O outro lado: torcida única em clássicos em SP criou geração que nunca encarou os rivais na arquibancada
Os dias de um Morumbi disputado por duas torcidas não são nada além de uma lembrança desbotada pelo tempo

*Por Rodrigo Barneschi, autor do livro “Forasteiros: Crônicas, vivências e reflexões de um torcedor visitante”
Eu estive em Itaquera na última terça-feira à noite. O Corinthians recebeu o Boca Juniors, venceu por 2 a 0 e sua torcida viveu uma grande noite, com a arquibancada inflamada alguns níveis acima do habitual.
Ao que o leitor mais arisco pode perguntar: “mas que cazzo você foi fazer em Itaquera?”.
Bom, os três primeiros capítulos de “Forasteiros – Crônicas, vivências e reflexões de um torcedor visitante” (dica: dá para ler todos eles no preview da Amazon) deixam claro o quanto eu gosto de torcidas, de estádios, de rivalidades e das relações que se estabelecem quando multidões se colocam frente a frente, separadas apenas por cento e tantos metros do campo de jogo. E essa trinca inicial ressalta a influência de santistas, corinthianos e são-paulinos para o fortalecimento da minha identidade palmeirense.
O livro registra, também, o quanto eu não gosto do Boca. Mas, a convite de um amigo xeneize, resolvi encarar a ida ao setor visitante no duelo pela fase de grupos da Copa Libertadores de 2022.
Eu já vi dezenas de partidas na condição de infiltrado em torcidas brasileiras ou de países vizinhos e, em situações como essa, meu olhar costuma se direcionar para os forasteiros que estão no mesmo setor que eu. É, como eu já descrevi, um olhar quase antropológico.
Não foi bem o caso desta mais recente visita a Itaquera.
Nas proximidades do estádio, subindo a rua por onde os visitantes chegavam caminhando desde a estação Dom Bosco da CPTM, percebi que aquela cancha se tornou, para mim, solo estrangeiro, quase como se não fizesse parte da minha cidade.
Nós, palmeirenses, pudemos ocupar uma esquina do Setor Sul apenas três vezes, uma em 2014 e outras duas em 2015. Na primeira visita, pensei que teria de encarar aquela viagem de um extremo a outro da cidade pelo menos uma vez por ano, mas isso não aconteceu: a determinação de torcida única em clássicos estaduais veio em 2016 e, desde então, o alviverde voltou à zona leste 13 vezes, todas elas sem os seus aficionados.

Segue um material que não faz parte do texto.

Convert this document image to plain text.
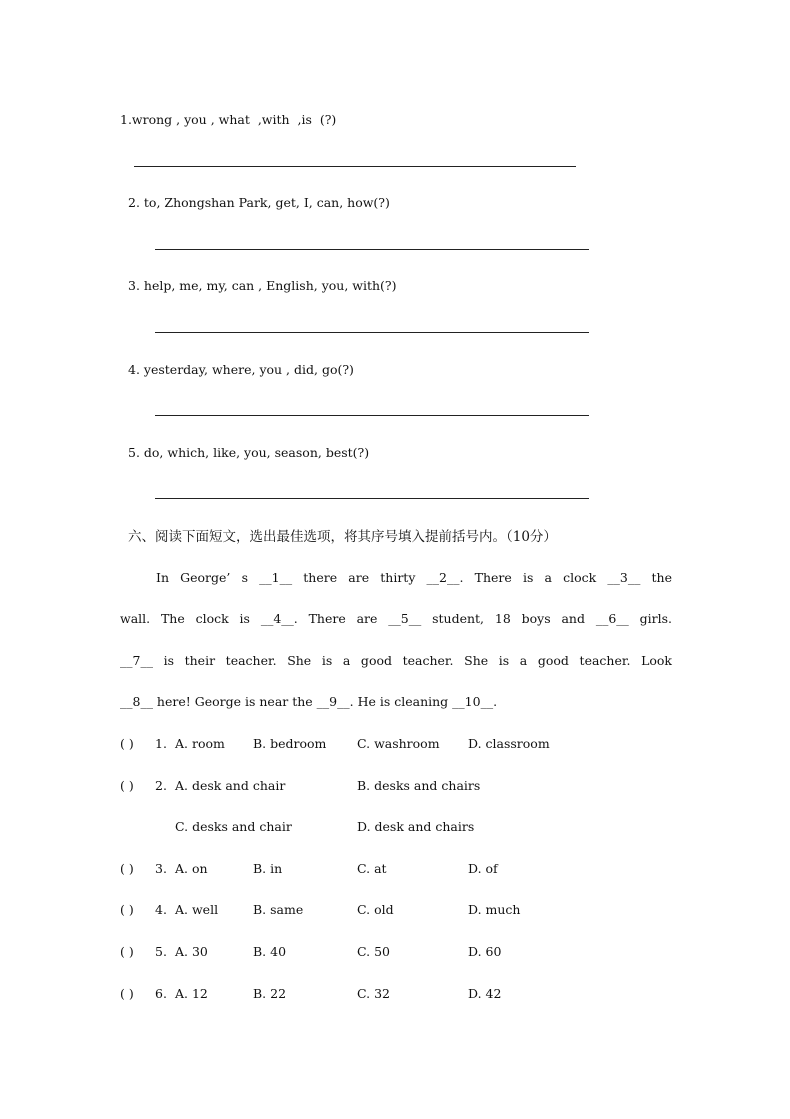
1.wrong , you , what  ,with  ,is  (?)
2. to, Zhongshan Park, get, I, can, how(?)
3. help, me, my, can , English, you, with(?)
4. yesterday, where, you , did, go(?)
5. do, which, like, you, season, best(?)
六、阅读下面短文，选出最佳选项，将其序号填入提前括号内。（10分）
In George’ s __1__ there are thirty __2__. There is a clock __3__ the
wall. The clock is __4__. There are __5__ student, 18 boys and __6__ girls.
__7__ is their teacher. She is a good teacher. She is a good teacher. Look
__8__ here! George is near the __9__. He is cleaning __10__.
( ) 1. A. room B. bedroom C. washroom D. classroom
( ) 2. A. desk and chair	B. desks and chairs
C. desks and chair	D. desk and chairs
( ) 3. A. on	B. in	C. at	D. of
( ) 4. A. well	B. same	C. old	D. much
( ) 5. A. 30	B. 40	C. 50	D. 60
( ) 6. A. 12	B. 22	C. 32	D. 42
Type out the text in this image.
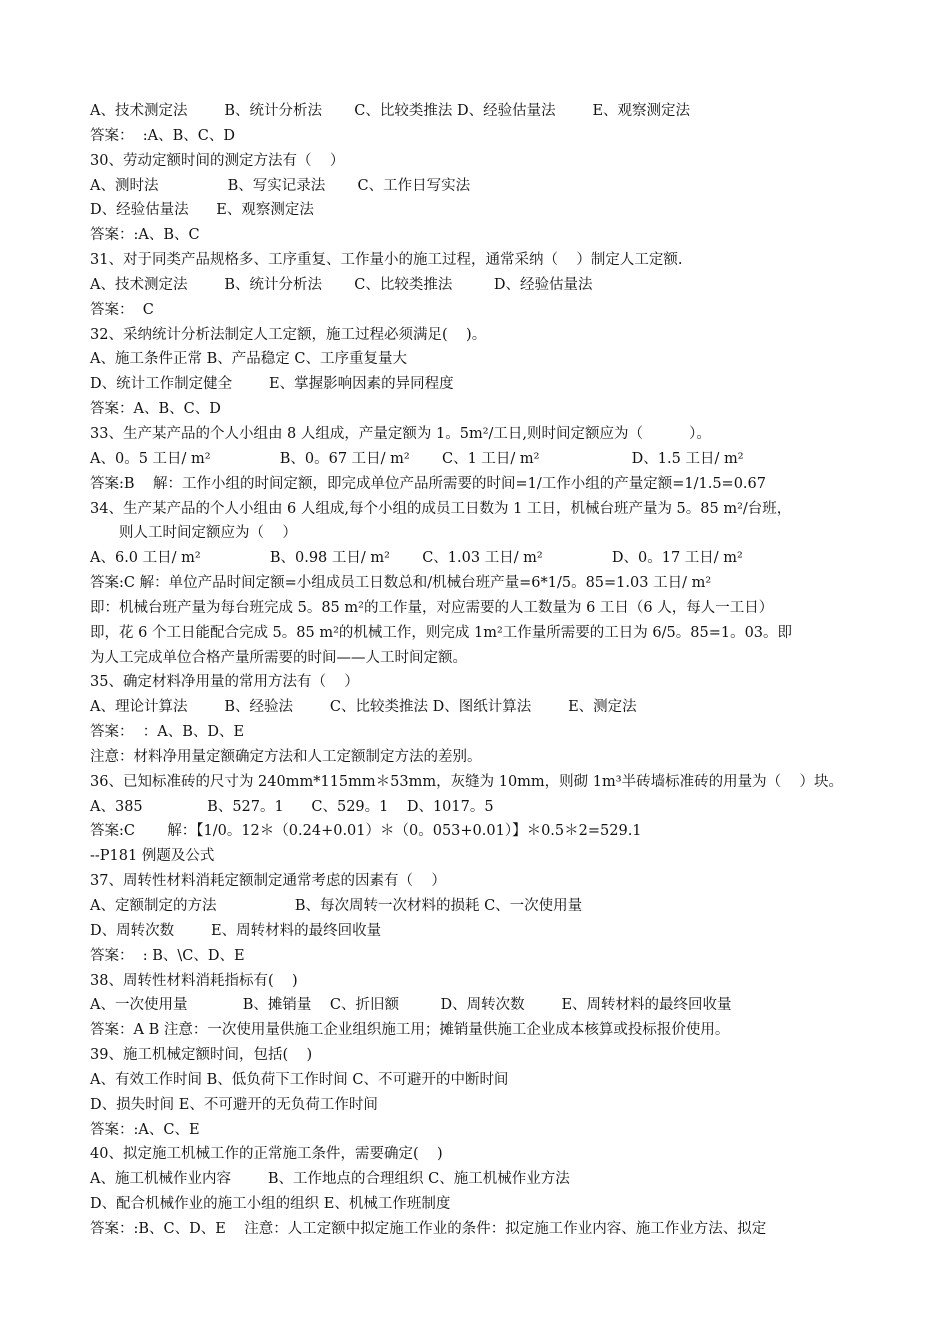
A、技术测定法        B、统计分析法       C、比较类推法 D、经验估量法        E、观察测定法
答案：  :A、B、C、D
30、劳动定额时间的测定方法有（    ）
A、测时法               B、写实记录法       C、工作日写实法
D、经验估量法      E、观察测定法
答案：:A、B、C
31、对于同类产品规格多、工序重复、工作量小的施工过程，通常采纳（    ）制定人工定额.
A、技术测定法        B、统计分析法       C、比较类推法         D、经验估量法
答案：  C
32、采纳统计分析法制定人工定额，施工过程必须满足(    )。
A、施工条件正常 B、产品稳定 C、工序重复量大
D、统计工作制定健全        E、掌握影响因素的异同程度
答案：A、B、C、D
33、生产某产品的个人小组由 8 人组成，产量定额为 1。5m²/工日,则时间定额应为（          ）。
A、0。5 工日/ m²               B、0。67 工日/ m²       C、1 工日/ m²                    D、1.5 工日/ m²
答案:B    解：工作小组的时间定额，即完成单位产品所需要的时间=1/工作小组的产量定额=1/1.5=0.67
34、生产某产品的个人小组由 6 人组成,每个小组的成员工日数为 1 工日，机械台班产量为 5。85 m²/台班，
则人工时间定额应为（    ）
A、6.0 工日/ m²               B、0.98 工日/ m²       C、1.03 工日/ m²               D、0。17 工日/ m²
答案:C 解：单位产品时间定额=小组成员工日数总和/机械台班产量=6*1/5。85=1.03 工日/ m²
即：机械台班产量为每台班完成 5。85 m²的工作量，对应需要的人工数量为 6 工日（6 人，每人一工日）
即，花 6 个工日能配合完成 5。85 m²的机械工作，则完成 1m²工作量所需要的工日为 6/5。85=1。03。即
为人工完成单位合格产量所需要的时间——人工时间定额。
35、确定材料净用量的常用方法有（    ）
A、理论计算法        B、经验法        C、比较类推法 D、图纸计算法        E、测定法
答案：  ：A、B、D、E
注意：材料净用量定额确定方法和人工定额制定方法的差别。
36、已知标准砖的尺寸为 240mm*115mm＊53mm，灰缝为 10mm，则砌 1m³半砖墙标准砖的用量为（    ）块。
A、385              B、527。1      C、529。1    D、1017。5
答案:C       解：【1/0。12＊（0.24+0.01）＊（0。053+0.01）】＊0.5＊2=529.1
--P181 例题及公式
37、周转性材料消耗定额制定通常考虑的因素有（    ）
A、定额制定的方法                 B、每次周转一次材料的损耗 C、一次使用量
D、周转次数        E、周转材料的最终回收量
答案：  : B、\C、D、E
38、周转性材料消耗指标有(    )
A、一次使用量            B、摊销量    C、折旧额         D、周转次数        E、周转材料的最终回收量
答案：A B 注意：一次使用量供施工企业组织施工用；摊销量供施工企业成本核算或投标报价使用。
39、施工机械定额时间，包括(    )
A、有效工作时间 B、低负荷下工作时间 C、不可避开的中断时间
D、损失时间 E、不可避开的无负荷工作时间
答案：:A、C、E
40、拟定施工机械工作的正常施工条件，需要确定(    )
A、施工机械作业内容        B、工作地点的合理组织 C、施工机械作业方法
D、配合机械作业的施工小组的组织 E、机械工作班制度
答案：:B、C、D、E    注意：人工定额中拟定施工作业的条件：拟定施工作业内容、施工作业方法、拟定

Uma vez tendo girado a catraca para me juntar aos argentinos, revivi as escassas três incursões à cancha do arquirrival – além de uma outra, esporádica, com a hinchada do Racing, em 2017.

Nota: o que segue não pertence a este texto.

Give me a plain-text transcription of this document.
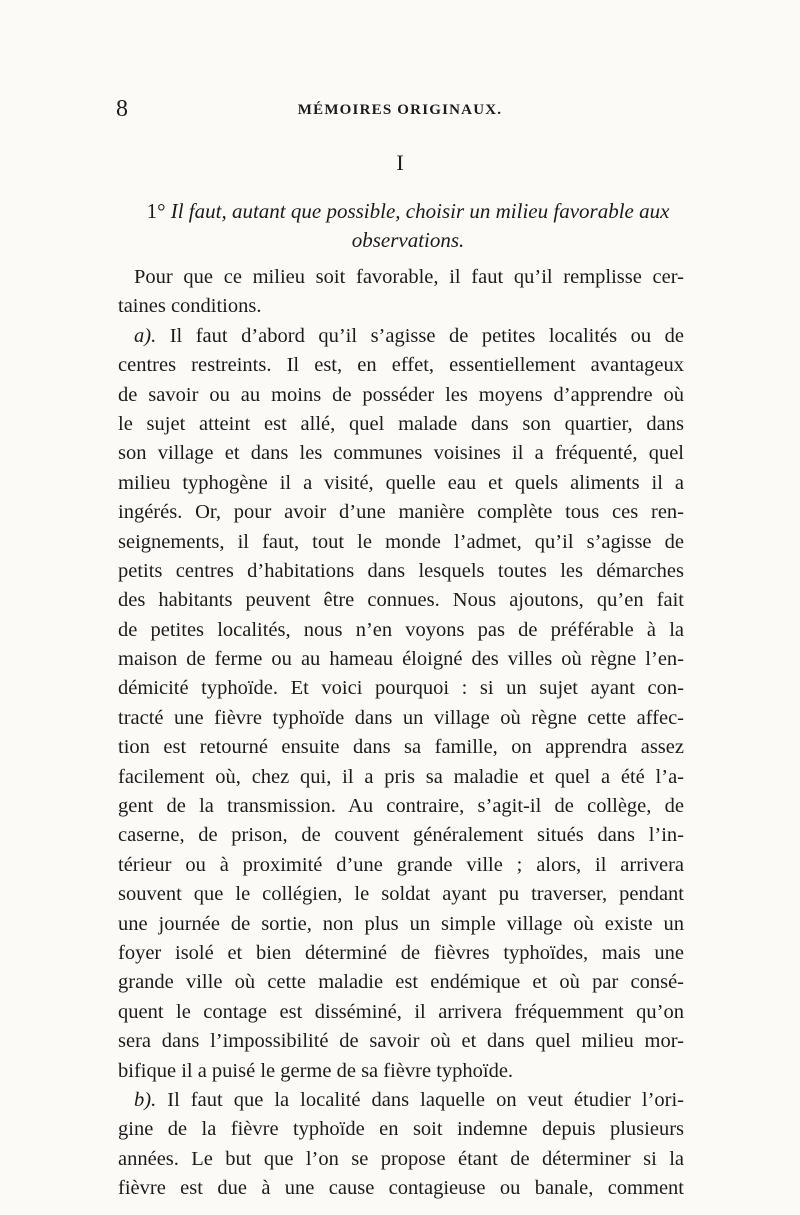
8	MÉMOIRES ORIGINAUX.
I
1° Il faut, autant que possible, choisir un milieu favorable aux
observations.
Pour que ce milieu soit favorable, il faut qu’il remplisse cer-
taines conditions.
a). Il faut d’abord qu’il s’agisse de petites localités ou de
centres restreints. Il est, en effet, essentiellement avantageux
de savoir ou au moins de posséder les moyens d’apprendre où
le sujet atteint est allé, quel malade dans son quartier, dans
son village et dans les communes voisines il a fréquenté, quel
milieu typhogène il a visité, quelle eau et quels aliments il a
ingérés. Or, pour avoir d’une manière complète tous ces ren-
seignements, il faut, tout le monde l’admet, qu’il s’agisse de
petits centres d’habitations dans lesquels toutes les démarches
des habitants peuvent être connues. Nous ajoutons, qu’en fait
de petites localités, nous n’en voyons pas de préférable à la
maison de ferme ou au hameau éloigné des villes où règne l’en-
démicité typhoïde. Et voici pourquoi : si un sujet ayant con-
tracté une fièvre typhoïde dans un village où règne cette affec-
tion est retourné ensuite dans sa famille, on apprendra assez
facilement où, chez qui, il a pris sa maladie et quel a été l’a-
gent de la transmission. Au contraire, s’agit-il de collège, de
caserne, de prison, de couvent généralement situés dans l’in-
térieur ou à proximité d’une grande ville ; alors, il arrivera
souvent que le collégien, le soldat ayant pu traverser, pendant
une journée de sortie, non plus un simple village où existe un
foyer isolé et bien déterminé de fièvres typhoïdes, mais une
grande ville où cette maladie est endémique et où par consé-
quent le contage est disséminé, il arrivera fréquemment qu’on
sera dans l’impossibilité de savoir où et dans quel milieu mor-
bifique il a puisé le germe de sa fièvre typhoïde.
b). Il faut que la localité dans laquelle on veut étudier l’ori-
gine de la fièvre typhoïde en soit indemne depuis plusieurs
années. Le but que l’on se propose étant de déterminer si la
fièvre est due à une cause contagieuse ou banale, comment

E, ainda que La 12 estivesse sendo comandada pelo lendário Rafa Di Zeo poucos metros abaixo de onde eu assisti à partida, notei que eu estava mais preocupado em observar a multidão alvinegra, a leste, a oeste e ao norte.
Ocorre que minha identidade torcedora foi forjada no embate com o outro, com o diferente, e então eu me dei conta que já fazia cinco anos que eu não tinha a oportunidade de compartilhar um estádio com a torcida do meu arquirrival.

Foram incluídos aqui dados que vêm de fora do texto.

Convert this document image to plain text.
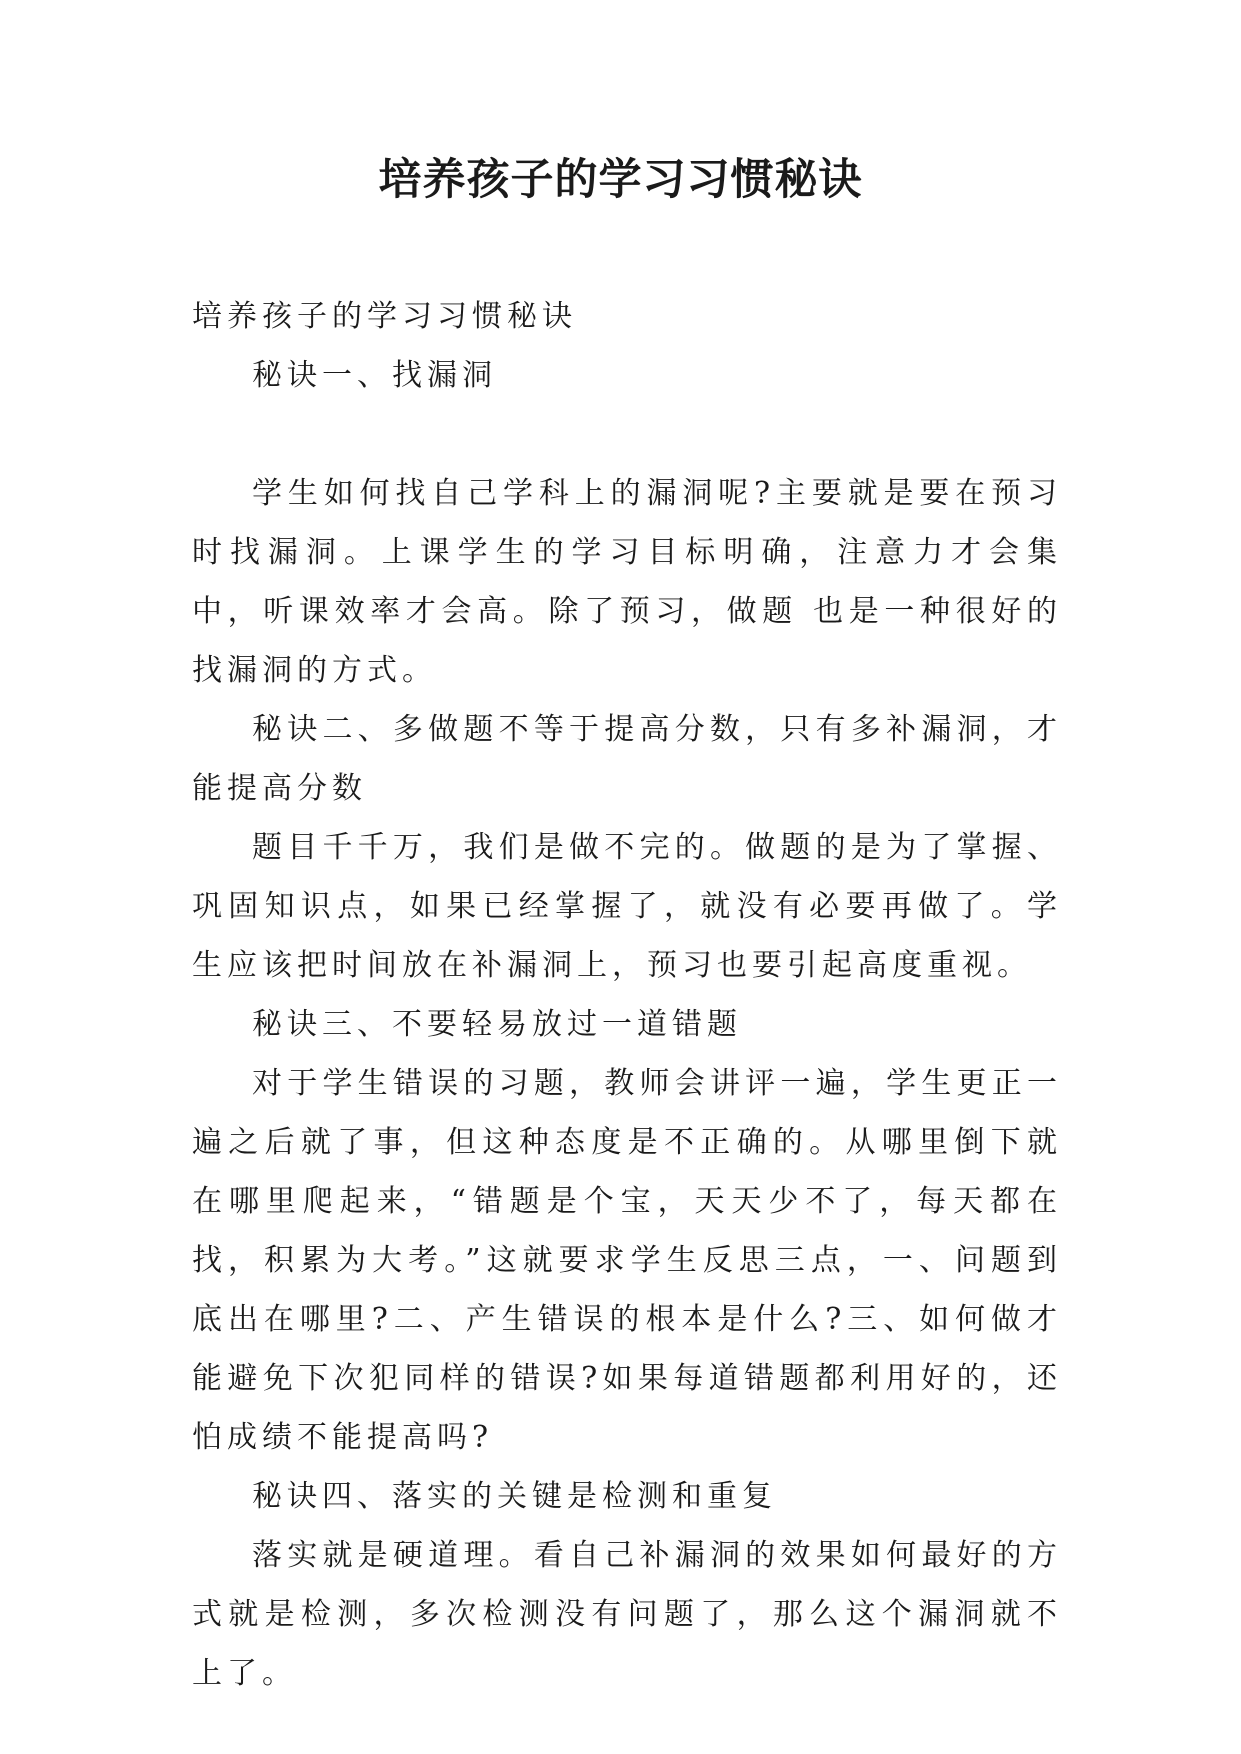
培养孩子的学习习惯秘诀

培养孩子的学习习惯秘诀

秘诀一、找漏洞

学生如何找自己学科上的漏洞呢?主要就是要在预习 时找漏洞。上课学生的学习目标明确，注意力才会集中，听课效率才会高。除了预习，做题 也是一种很好的找漏洞的方式。

秘诀二、多做题不等于提高分数，只有多补漏洞，才能提高分数

题目千千万，我们是做不完的。做题的是为了掌握、巩固知识点，如果已经掌握了，就没有必要再做了。学生应该把时间放在补漏洞上，预习也要引起高度重视。

秘诀三、不要轻易放过一道错题

对于学生错误的习题，教师会讲评一遍，学生更正一遍之后就了事，但这种态度是不正确的。从哪里倒下就在哪里爬起来，“错题是个宝，天天少不了，每天都在找，积累为大考。”这就要求学生反思三点，一、问题到底出在哪里?二、产生错误的根本是什么?三、如何做才能避免下次犯同样的错误?如果每道错题都利用好的，还怕成绩不能提高吗?

秘诀四、落实的关键是检测和重复

落实就是硬道理。看自己补漏洞的效果如何最好的方式就是检测，多次检测没有问题了，那么这个漏洞就不上了。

Muito tempo para quem se habituou aos grandes clássicos com estádio dividido, às disputas de territórios, às trocas de impropérios por entre grades, fossos e alambrados.
Não poucas vezes durante o confronto, deixei de lado o que acontecia no gramado para observar os alvinegros na extremidade do Setor Leste. Eles cantavam, pulavam, agitavam os braços. E xingavam os forasteiros do Setor Sul, provocando-os, fazendo gestos, exibindo cartazes: um sujeito, bem na divisa, mostrou um letreiro improvisado com a inscrição “2012”; os xeneizes devolveram com uma mão estendida e mais um dedo da outra, em referência às seis Copas que foram para La Bombonera.
Relembrei, na noite da última terça, incontáveis confrontos verbais com a torcida do Corinthians: no Morumbi, no Pacaembu, no Palestra, em Prudente, em Itaquera, mesmo em jogos de futsal em São Bernardo do Campo. Reconheci, no gestual de cada alvinegro, a hostilidade que costuma ser dirigida aos adversários em noites de duelos grandiosos.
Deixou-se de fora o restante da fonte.